Fish

Observation 1

The only thing that matters is who is alive right now. The exact order of previous meetings does not matter at all. Once the alive set is fixed, the future depends only on that set and the matrix $a$.

So yes, this is a bitmask DP. The tags weren't trolling you.

State

Let $S$ be a subset of fish, represented by a bitmask. Define

$$dp[S] = \Pr(\text{after exactly } n-|S| \text{ eliminations, the alive fish are exactly } S).$$

This is well-defined because each day exactly one fish dies, so a subset of size $k$ can only appear after $n-k$ deaths. No cycles, no revisits, no weird nonsense.

Initially, all fish are alive:

$$dp[(1<<n)-1] = 1.$$

The final answer for fish $i$ is simply the probability that only fish $i$ remains:

$$dp[\{i\}] = dp[1<<i].$$

Transition

Suppose the current alive set is $S$ and $|S|=k$. The next meeting is chosen uniformly among all unordered pairs of alive fish, so there are

$$\binom{k}{2}$$

equally likely meetings.

Fix some fish $j \in S$. When does $j$ die next? It dies if it meets some other alive fish $i \in S \setminus \{j\}$ and then $i$ eats $j$.

For a fixed killer $i$, the pair $\{i,j\}$ is chosen with probability $\frac{1}{\binom{k}{2}}$, and then $i$ kills $j$ with probability $a_{ij}$. Summing over all possible killers gives

$$\Pr(S \to S\setminus\{j\}) = \frac{\sum_{i \in S,\ i\ne j} a_{ij}}{\binom{k}{2}}.$$

Therefore the DP transition is

$$dp[S\setminus\{j\}] \mathrel{+}= dp[S] \cdot \frac{\sum_{i \in S,\ i\ne j} a_{ij}}{\binom{|S|}{2}}.$$

That is the whole trick. Seriously. Just do not botch the denominator: the meeting is over unordered pairs, so it is $\binom{k}{2}$, not $k(k-1)$.

Order of computation

Every transition removes exactly one fish, so it always goes from a larger mask to a smaller mask. Therefore we can process masks in decreasing order, starting from the full mask.

Why this works

This process is a Markov chain on subsets of alive fish.

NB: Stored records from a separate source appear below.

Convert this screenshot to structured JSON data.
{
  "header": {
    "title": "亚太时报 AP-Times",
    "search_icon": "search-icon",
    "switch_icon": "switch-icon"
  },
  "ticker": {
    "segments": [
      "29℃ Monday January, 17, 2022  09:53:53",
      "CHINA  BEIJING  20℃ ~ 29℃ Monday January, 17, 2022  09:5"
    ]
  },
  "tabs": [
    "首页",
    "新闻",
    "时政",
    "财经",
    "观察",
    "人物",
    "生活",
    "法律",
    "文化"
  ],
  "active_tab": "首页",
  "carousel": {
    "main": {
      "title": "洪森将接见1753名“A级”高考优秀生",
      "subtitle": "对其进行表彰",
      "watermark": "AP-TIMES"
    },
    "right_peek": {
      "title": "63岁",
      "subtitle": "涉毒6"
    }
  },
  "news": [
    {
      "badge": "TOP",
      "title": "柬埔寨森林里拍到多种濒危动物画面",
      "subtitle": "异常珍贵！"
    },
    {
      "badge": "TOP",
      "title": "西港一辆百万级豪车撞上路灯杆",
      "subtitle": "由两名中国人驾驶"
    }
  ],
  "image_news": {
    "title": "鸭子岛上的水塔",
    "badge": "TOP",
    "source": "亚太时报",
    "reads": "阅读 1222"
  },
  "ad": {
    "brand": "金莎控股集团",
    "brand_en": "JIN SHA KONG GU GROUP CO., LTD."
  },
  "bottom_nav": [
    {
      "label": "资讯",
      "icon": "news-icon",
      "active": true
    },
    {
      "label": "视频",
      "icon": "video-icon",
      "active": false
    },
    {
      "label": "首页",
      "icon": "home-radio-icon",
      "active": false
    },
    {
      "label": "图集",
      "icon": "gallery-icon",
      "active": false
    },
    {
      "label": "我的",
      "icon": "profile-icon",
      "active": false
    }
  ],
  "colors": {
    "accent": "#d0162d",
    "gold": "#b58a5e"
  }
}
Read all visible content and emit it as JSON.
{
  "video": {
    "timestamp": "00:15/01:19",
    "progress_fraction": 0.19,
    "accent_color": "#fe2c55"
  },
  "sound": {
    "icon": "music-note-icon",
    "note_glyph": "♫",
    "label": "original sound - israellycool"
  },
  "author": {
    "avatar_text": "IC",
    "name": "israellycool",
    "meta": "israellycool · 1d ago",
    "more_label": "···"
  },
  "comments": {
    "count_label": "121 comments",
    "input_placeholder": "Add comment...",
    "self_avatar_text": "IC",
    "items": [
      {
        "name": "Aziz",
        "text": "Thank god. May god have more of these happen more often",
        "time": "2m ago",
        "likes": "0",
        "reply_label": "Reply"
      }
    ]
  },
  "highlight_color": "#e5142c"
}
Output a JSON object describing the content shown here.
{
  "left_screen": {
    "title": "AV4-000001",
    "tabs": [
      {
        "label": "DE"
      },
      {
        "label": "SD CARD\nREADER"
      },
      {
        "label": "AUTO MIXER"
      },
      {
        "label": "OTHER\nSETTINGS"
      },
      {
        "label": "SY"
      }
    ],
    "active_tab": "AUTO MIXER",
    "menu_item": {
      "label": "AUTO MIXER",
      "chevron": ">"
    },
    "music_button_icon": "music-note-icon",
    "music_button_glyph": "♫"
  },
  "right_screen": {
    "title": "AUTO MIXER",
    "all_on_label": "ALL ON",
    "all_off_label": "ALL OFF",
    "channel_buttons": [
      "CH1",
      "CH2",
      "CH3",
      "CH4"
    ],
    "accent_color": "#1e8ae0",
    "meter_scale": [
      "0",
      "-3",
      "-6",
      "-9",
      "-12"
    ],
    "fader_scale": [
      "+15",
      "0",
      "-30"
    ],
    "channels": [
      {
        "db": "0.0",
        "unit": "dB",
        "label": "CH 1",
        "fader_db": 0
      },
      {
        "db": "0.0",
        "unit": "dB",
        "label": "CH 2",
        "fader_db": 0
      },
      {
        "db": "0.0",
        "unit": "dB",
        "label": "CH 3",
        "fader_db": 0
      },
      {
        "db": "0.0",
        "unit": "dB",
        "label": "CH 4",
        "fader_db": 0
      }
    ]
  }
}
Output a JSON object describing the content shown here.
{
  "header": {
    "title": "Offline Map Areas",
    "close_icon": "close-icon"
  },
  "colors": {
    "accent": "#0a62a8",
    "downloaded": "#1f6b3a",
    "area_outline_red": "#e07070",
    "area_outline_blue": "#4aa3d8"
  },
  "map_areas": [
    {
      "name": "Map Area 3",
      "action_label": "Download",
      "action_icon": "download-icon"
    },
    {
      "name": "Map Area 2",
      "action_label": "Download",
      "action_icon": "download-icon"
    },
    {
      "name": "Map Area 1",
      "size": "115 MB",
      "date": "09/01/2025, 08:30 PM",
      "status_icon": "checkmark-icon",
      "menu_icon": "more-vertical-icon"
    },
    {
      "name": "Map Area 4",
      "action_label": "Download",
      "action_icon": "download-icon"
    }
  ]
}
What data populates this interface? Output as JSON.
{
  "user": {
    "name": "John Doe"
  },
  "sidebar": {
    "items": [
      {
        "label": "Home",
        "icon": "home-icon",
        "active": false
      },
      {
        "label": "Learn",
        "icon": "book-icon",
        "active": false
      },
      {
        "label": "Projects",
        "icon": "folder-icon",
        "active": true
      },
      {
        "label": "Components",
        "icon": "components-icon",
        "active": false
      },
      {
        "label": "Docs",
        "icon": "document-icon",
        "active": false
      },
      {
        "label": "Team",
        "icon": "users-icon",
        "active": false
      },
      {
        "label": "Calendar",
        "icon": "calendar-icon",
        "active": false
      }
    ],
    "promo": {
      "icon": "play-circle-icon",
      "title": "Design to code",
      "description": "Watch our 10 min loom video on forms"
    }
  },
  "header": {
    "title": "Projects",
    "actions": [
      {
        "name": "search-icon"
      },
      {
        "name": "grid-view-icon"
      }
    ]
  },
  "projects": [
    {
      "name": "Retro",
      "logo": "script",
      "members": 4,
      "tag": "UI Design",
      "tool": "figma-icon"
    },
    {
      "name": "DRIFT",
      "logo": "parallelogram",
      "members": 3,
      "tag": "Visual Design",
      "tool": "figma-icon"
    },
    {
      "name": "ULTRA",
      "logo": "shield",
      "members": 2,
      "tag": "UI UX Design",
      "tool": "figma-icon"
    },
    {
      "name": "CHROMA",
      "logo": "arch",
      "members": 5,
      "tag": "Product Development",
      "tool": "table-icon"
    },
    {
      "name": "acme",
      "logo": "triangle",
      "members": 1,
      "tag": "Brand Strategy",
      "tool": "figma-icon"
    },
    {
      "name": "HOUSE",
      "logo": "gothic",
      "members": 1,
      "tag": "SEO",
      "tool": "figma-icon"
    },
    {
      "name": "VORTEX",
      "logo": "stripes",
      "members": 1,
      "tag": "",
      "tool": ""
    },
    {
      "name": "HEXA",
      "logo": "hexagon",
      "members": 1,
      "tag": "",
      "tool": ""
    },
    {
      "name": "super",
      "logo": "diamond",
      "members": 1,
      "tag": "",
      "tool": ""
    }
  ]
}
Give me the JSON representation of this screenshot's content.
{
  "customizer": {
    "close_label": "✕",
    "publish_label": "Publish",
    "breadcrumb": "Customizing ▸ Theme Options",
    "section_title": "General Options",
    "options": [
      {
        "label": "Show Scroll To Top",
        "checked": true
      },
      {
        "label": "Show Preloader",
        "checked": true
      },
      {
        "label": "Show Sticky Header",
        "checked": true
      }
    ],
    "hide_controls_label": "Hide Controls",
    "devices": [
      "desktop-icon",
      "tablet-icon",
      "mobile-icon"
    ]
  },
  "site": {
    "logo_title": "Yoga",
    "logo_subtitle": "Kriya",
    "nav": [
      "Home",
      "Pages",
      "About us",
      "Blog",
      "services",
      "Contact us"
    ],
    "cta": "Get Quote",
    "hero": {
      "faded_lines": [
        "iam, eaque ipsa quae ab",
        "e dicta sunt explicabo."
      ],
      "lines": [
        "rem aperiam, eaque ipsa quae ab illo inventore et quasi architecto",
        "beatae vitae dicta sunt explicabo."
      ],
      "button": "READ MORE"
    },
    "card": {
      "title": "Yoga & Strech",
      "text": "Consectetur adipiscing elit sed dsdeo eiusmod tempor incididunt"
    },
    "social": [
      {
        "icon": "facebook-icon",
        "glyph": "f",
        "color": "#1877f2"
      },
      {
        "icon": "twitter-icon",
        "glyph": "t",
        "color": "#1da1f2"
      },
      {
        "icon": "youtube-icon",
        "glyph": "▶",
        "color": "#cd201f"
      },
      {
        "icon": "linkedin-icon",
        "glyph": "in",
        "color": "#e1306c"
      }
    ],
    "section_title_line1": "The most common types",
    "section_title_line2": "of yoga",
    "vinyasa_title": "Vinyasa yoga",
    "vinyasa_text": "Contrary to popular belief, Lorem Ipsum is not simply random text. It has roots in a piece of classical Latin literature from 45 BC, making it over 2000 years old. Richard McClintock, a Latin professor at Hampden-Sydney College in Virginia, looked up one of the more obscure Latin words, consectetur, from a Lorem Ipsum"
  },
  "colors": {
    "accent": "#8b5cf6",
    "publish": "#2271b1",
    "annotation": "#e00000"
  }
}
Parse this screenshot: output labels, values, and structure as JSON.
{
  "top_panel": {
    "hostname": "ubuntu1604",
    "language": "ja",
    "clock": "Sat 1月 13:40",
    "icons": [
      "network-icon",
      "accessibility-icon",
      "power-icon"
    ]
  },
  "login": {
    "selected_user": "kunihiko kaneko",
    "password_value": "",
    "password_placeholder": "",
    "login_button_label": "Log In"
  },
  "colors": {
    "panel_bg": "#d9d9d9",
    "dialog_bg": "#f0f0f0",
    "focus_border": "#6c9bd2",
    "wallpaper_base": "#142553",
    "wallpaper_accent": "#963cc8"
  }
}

• The state is completely described by the alive set $S$.
• From a state $S$, the next state must be $S\setminus\{j\}$ for some $j\in S$.
• The probability of each such transition is exactly the formula above.
• Since each step decreases the number of alive fish by $1$, the subset graph is a DAG, so dynamic programming accumulates exact reachability probabilities.

By induction over decreasing subset size, $dp[S]$ is precisely the probability that the set of alive fish is exactly $S$ after $n-|S|$ eliminations. In particular, singleton masks give the probabilities of being the last surviving fish.

Complexity

There are $2^n$ masks. For each mask, we try each possible victim $j$ and sum over each possible killer $i$, so the time complexity is

$$O(n^2 2^n).$$

Memory usage is

$$O(2^n).$$

With $n \le 18$, this is easily fine.

You can precompute some sums to shave constants, but honestly, that is just competitive-programming vanity at this point. The plain DP gets Accepted.